Затем зазвонили колокола.
Их было два. И звонили они один после другого, равномерно, гулко, неотвратимо приближаясь. Это был рок в худшем его проявлении. Воплощенное преступление. Заплечный груз всего человечества.
Геноцид.
Он появился в отдалении и на него нацелились все пушки крепости, но стрелять не стали. Потому что он нес кое-что, на вытянутой руке. Его широкая ладонь сжимала киль старого, давно погибшего парусника. Белые паруса безжизненно болтались на покосившейся мачте. На носу стояла крошечная фигурка. Одну руку она держала на бедре, а голубоватой клешней удерживала за гарду клинок Насилия.
И снова, Никас отвлекся от самосозерцания, словно кот, услышавший, как вздохнула мышь под полом.
— Мне нужно идти.
Воля посмотрела на него, но ничего не сказала. Ей было ясно, что он: знает, что это может быть ловушка, знает, что ничего не изменится, уверен, что вернется назад.

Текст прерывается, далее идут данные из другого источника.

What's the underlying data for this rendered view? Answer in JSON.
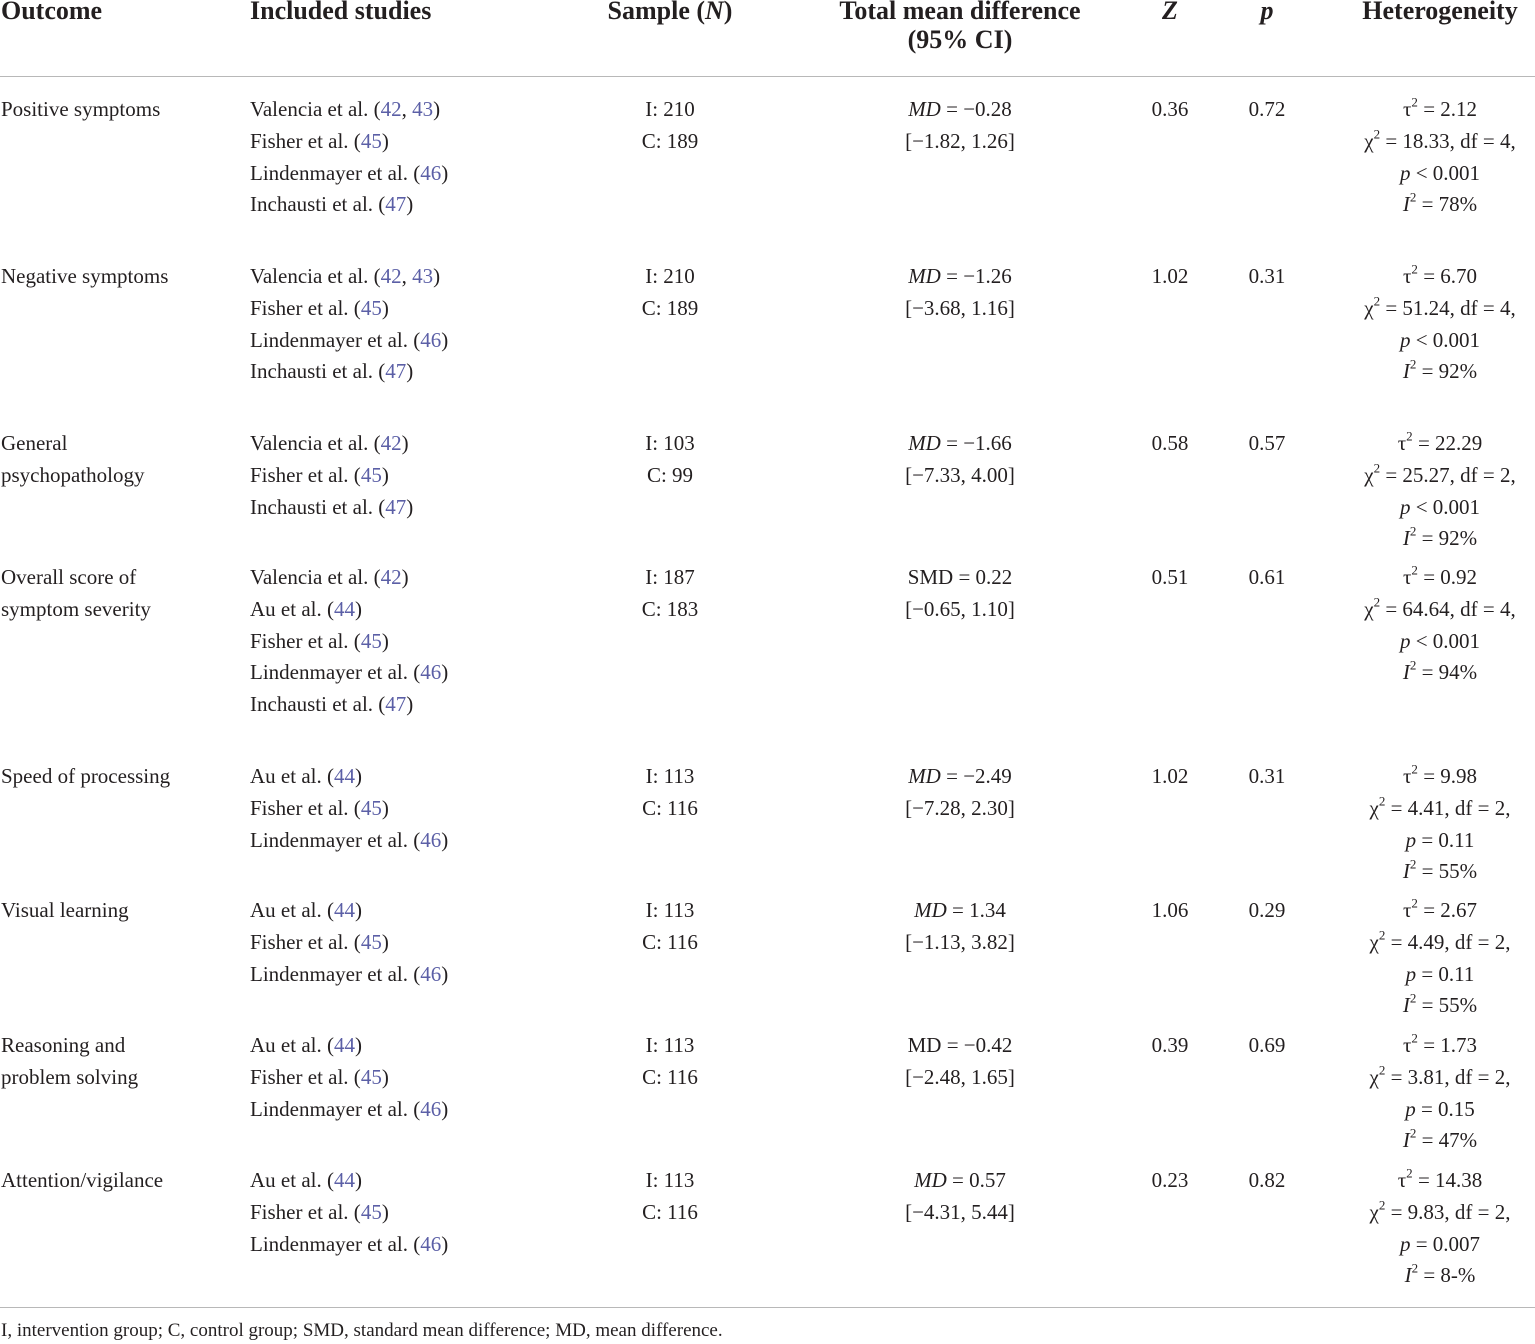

— Возвращайся скорее, — сказала она.
И не больше.
Никас покинул заготовленное убежище и побежал к стене. Довольно быстро он сообразил, что нужно бы ускориться, и мысленно представил у себя за спиной широкие серые крылья. Те мощно взмахнули, понесли человека вверх и вперед, а потом сложились: Никас упал на стену, кувыркнулся, вскочил и начал прорываться через строй. За спиной он услышал как Неунывающий успел крикнуть: «ты должен быть…».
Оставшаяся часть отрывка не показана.